In reality, about the only circumstance I can imagine in which I
might assign a facies to a single sample would be in a teaching lab
with students where one might ask (many actually have asked) "what
facies would this rock belong to?". In any kind of research setting,
we all work with multiple samples for which we have detailed
information from thin sections and maybe even probe analyses that
allow us to be much more precise. Discussions of "facies" are
typically in tectonics rather than petrology papers, where the
broadness of scale generally blurs single-sample detail, and in my
opinion this is the important point.
Thanks, Bob, this is what I meant in my previous mail. There is always a research side and a teaching side to these things. When you teach introductory courses or go on field trips discussing basic petrography and interpretation of metamorphic rocks, facies can be used as a quick-and-dirty approach to P and T. In this context, I would expect a student to tell me that a staurolite-andalusite schist indicates low-pressure amphibolite facies conditions ("most likely" could be added, to exercise the necessary caution). In a field trip situation, there is, of course, a better chance to look at a variety of rocks.

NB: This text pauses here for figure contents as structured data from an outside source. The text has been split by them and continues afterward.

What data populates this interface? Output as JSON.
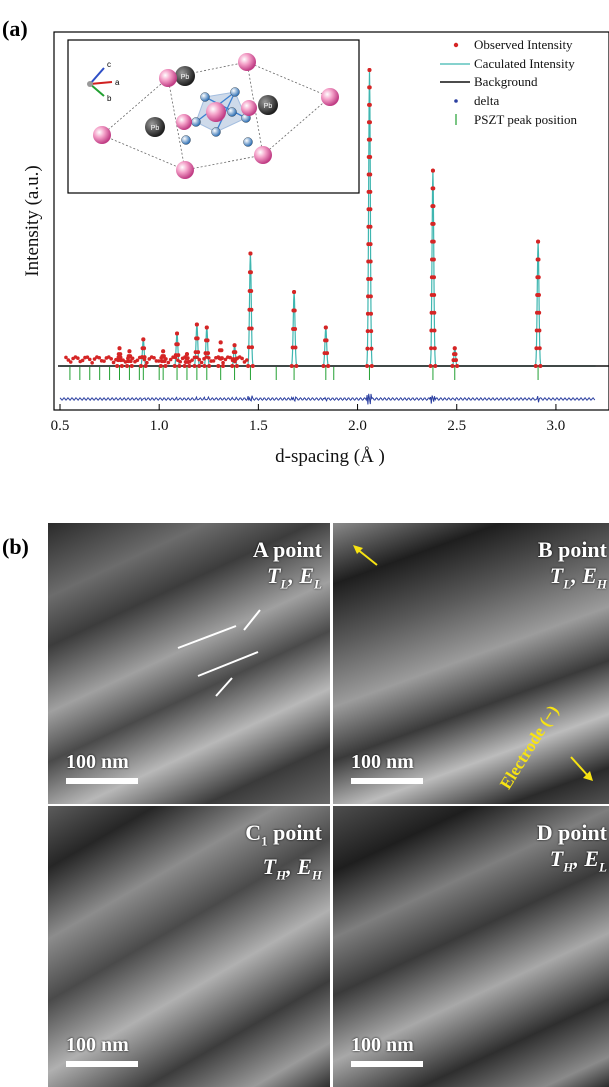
{
  "panel_a": {
    "label": "(a)"
  },
  "panel_b": {
    "label": "(b)"
  },
  "chart_data": {
    "type": "scatter",
    "xlabel": "d-spacing (Å )",
    "ylabel": "Intensity (a.u.)",
    "xlim": [
      0.5,
      3.2
    ],
    "x_ticks": [
      "0.5",
      "1.0",
      "1.5",
      "2.0",
      "2.5",
      "3.0"
    ],
    "legend": [
      "Observed Intensity",
      "Caculated Intensity",
      "Background",
      "delta",
      "PSZT peak position"
    ],
    "legend_position": "top-right",
    "series": [
      {
        "name": "Observed Intensity",
        "x": [
          2.06,
          2.38,
          2.91,
          1.46,
          1.68,
          1.84,
          1.19,
          1.24,
          1.09,
          0.92,
          1.38,
          2.49,
          1.31,
          0.8,
          0.85,
          1.02,
          1.14
        ],
        "y": [
          100,
          66,
          42,
          38,
          25,
          13,
          14,
          13,
          11,
          9,
          7,
          6,
          8,
          6,
          5,
          5,
          4
        ]
      },
      {
        "name": "Caculated Intensity",
        "x": [
          2.06,
          2.38,
          2.91,
          1.46,
          1.68,
          1.84,
          1.19,
          1.24,
          1.09,
          0.92,
          1.38,
          2.49
        ],
        "y": [
          100,
          66,
          42,
          38,
          25,
          13,
          14,
          13,
          11,
          9,
          7,
          6
        ]
      },
      {
        "name": "PSZT peak position",
        "x": [
          0.55,
          0.6,
          0.65,
          0.7,
          0.75,
          0.8,
          0.85,
          0.9,
          0.92,
          1.0,
          1.02,
          1.09,
          1.14,
          1.19,
          1.24,
          1.31,
          1.38,
          1.46,
          1.59,
          1.68,
          1.84,
          1.88,
          2.06,
          2.38,
          2.49,
          2.91
        ]
      }
    ]
  },
  "inset": {
    "axis_labels": [
      "c",
      "a",
      "b"
    ],
    "atoms": [
      "Pb",
      "Pb",
      "Pb"
    ]
  },
  "micrographs": [
    {
      "point": "A point",
      "cond_t": "T",
      "t_sub": "L",
      "cond_e": "E",
      "e_sub": "L",
      "scale": "100 nm"
    },
    {
      "point": "B point",
      "cond_t": "T",
      "t_sub": "L",
      "cond_e": "E",
      "e_sub": "H",
      "scale": "100 nm",
      "annotation": "Electrode (−)"
    },
    {
      "point": "C",
      "point_sub": "1",
      "point_rest": " point",
      "cond_t": "T",
      "t_sub": "H",
      "cond_e": "E",
      "e_sub": "H",
      "scale": "100 nm"
    },
    {
      "point": "D point",
      "cond_t": "T",
      "t_sub": "H",
      "cond_e": "E",
      "e_sub": "L",
      "scale": "100 nm"
    }
  ]
}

Re- the fossil analogy of Bruce: I don't think that modern palaeontology would be content with having a detailed stratigraphic table with fossil zones etc. entirely detached from actual (quantitative) ages. I had the impression that these guys were quite busy attaching radiometric ages to all their boundaries. Clearly, the zones and boundaries are still defined by fossils, but the numbers are not meaningless, even though they will be refined as time goes on. We can also turn the whole thing around and say: an age of 40 Ma means Eocene (even though the Eocene is defined by fossils for all I know), just as 800 C and 6 kbars means granulite facies conditions.